NHL risk was lower in groups with high prevalence of HCV infection than in those with lower prevalence. This finding contrasts with the positive association between HCV infection and NHL reported for HIV-uninfected persons, and it is distinct from the null association in two previous studies of AIDS patients. Indeed, for low-grade NHLs, which have often been associated with HCV infection in HIV-uninfected persons, groups with high prevalence of HCV infection had the same risk as the general population (SIR, 1.2; Table 2). Since we found a positive association between prevalence of HCV infection and HCC, it is unlikely that our assignment of HCV status was so inaccurate as to reverse the direction of association between HCV infection and NHL.
 
Instead, we believe that these inverse associations between prevalence of HCV infection and NHL risk were due to confounding.
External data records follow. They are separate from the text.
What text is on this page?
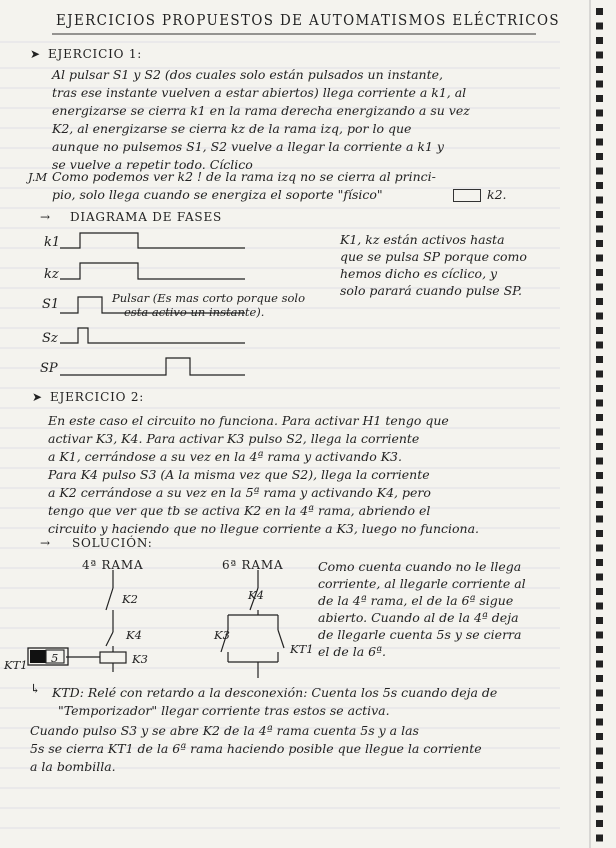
EJERCICIOS PROPUESTOS DE AUTOMATISMOS ELÉCTRICOS
➤ EJERCICIO 1:
Al pulsar S1 y S2 (dos cuales solo están pulsados un instante,
tras ese instante vuelven a estar abiertos) llega corriente a k1, al
energizarse se cierra k1 en la rama derecha energizando a su vez
K2, al energizarse se cierra kz de la rama izq, por lo que
aunque no pulsemos S1, S2 vuelve a llegar la corriente a k1 y
se vuelve a repetir todo. Cíclico
J.M Como podemos ver k2 ! de la rama izq no se cierra al princi-
pio, solo llega cuando se energiza el soporte "físico"	k2.
→ DIAGRAMA DE FASES
k1
kz
S1
Sz
SP
Pulsar (Es mas corto porque solo
esta activo un instante).
K1, kz están activos hasta
que se pulsa SP porque como
hemos dicho es cíclico, y
solo parará cuando pulse SP.
➤ EJERCICIO 2:
En este caso el circuito no funciona. Para activar H1 tengo que
activar K3, K4. Para activar K3 pulso S2, llega la corriente
a K1, cerrándose a su vez en la 4ª rama y activando K3.
Para K4 pulso S3 (A la misma vez que S2), llega la corriente
a K2 cerrándose a su vez en la 5ª rama y activando K4, pero
tengo que ver que tb se activa K2 en la 4ª rama, abriendo el
circuito y haciendo que no llegue corriente a K3, luego no funciona.
→ SOLUCIÓN:
4ª RAMA	6ª RAMA
K2	K4
K4
K3
K3
KT1
KT1 5
Como cuenta cuando no le llega
corriente, al llegarle corriente al
de la 4ª rama, el de la 6ª sigue
abierto. Cuando al de la 4ª deja
de llegarle cuenta 5s y se cierra
el de la 6ª.
↳ KTD: Relé con retardo a la desconexión: Cuenta los 5s cuando deja de
"Temporizador" llegar corriente tras estos se activa.
Cuando pulso S3 y se abre K2 de la 4ª rama cuenta 5s y a las
5s se cierra KT1 de la 6ª rama haciendo posible que llegue la corriente
a la bombilla.
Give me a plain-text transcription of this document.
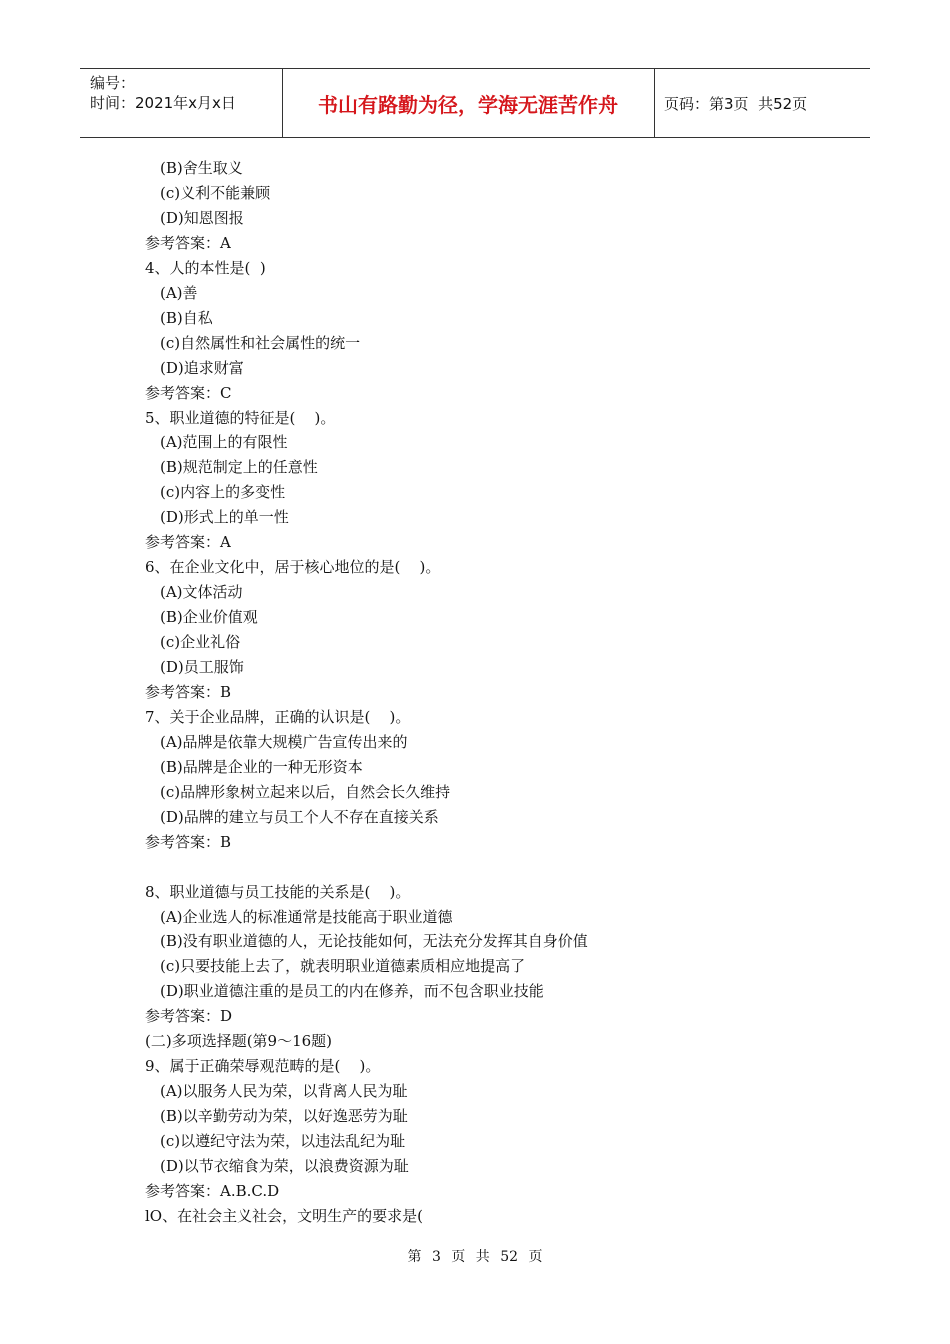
编号：
时间：2021年x月x日	书山有路勤为径，学海无涯苦作舟	页码：第3页  共52页
(B)舍生取义
(c)义利不能兼顾
(D)知恩图报
参考答案：A
4、人的本性是(  )
(A)善
(B)自私
(c)自然属性和社会属性的统一
(D)追求财富
参考答案：C
5、职业道德的特征是(    )。
(A)范围上的有限性
(B)规范制定上的任意性
(c)内容上的多变性
(D)形式上的单一性
参考答案：A
6、在企业文化中，居于核心地位的是(    )。
(A)文体活动
(B)企业价值观
(c)企业礼俗
(D)员工服饰
参考答案：B
7、关于企业品牌，正确的认识是(    )。
(A)品牌是依靠大规模广告宣传出来的
(B)品牌是企业的一种无形资本
(c)品牌形象树立起来以后，自然会长久维持
(D)品牌的建立与员工个人不存在直接关系
参考答案：B
8、职业道德与员工技能的关系是(    )。
(A)企业选人的标准通常是技能高于职业道德
(B)没有职业道德的人，无论技能如何，无法充分发挥其自身价值
(c)只要技能上去了，就表明职业道德素质相应地提高了
(D)职业道德注重的是员工的内在修养，而不包含职业技能
参考答案：D
(二)多项选择题(第9～16题)
9、属于正确荣辱观范畴的是(    )。
(A)以服务人民为荣，以背离人民为耻
(B)以辛勤劳动为荣，以好逸恶劳为耻
(c)以遵纪守法为荣，以违法乱纪为耻
(D)以节衣缩食为荣，以浪费资源为耻
参考答案：A.B.C.D
lO、在社会主义社会，文明生产的要求是(
第 3 页 共 52 页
This confounding was not due to differences in sex, race, or age across groups, because the SIRs include an implicit adjustment for these factors. NHL risk differed by registry, but the inverse associations with HCV infection persisted after adjustment for registry (data not shown). We suggest that the negative associations with prevalence of HCV infection can be explained in part by an especially high risk for NHL seen in homosexual males. HCV infection is somewhat uncommon in this group; therefore, their high NHL risk must be caused by other factors. Differences in socioeconomic status may be important, since higher socioeconomic status is more common among homosexual males than injection drug users and higher socioeconomic status has been associated with NHL. Taken together, our results and those of prior studies suggest that HCV is not a major cause of NHL in persons with AIDS.
 
In closing, we note that HCC, with an incidence of <19 cases per 100,000 person-years, is much less common in adults with AIDS than is NHL or Kaposi sarcoma. However, HCC risk increases with duration of HCV infection. Highly effective therapies for HIV infection, available beginning in 1996, greatly prolong survival. With diminished mortality due to other causes, persons coinfected with HIV and HCV may now live long enough to develop HCC, which will increase the public health importance of this cancer in persons with AIDS.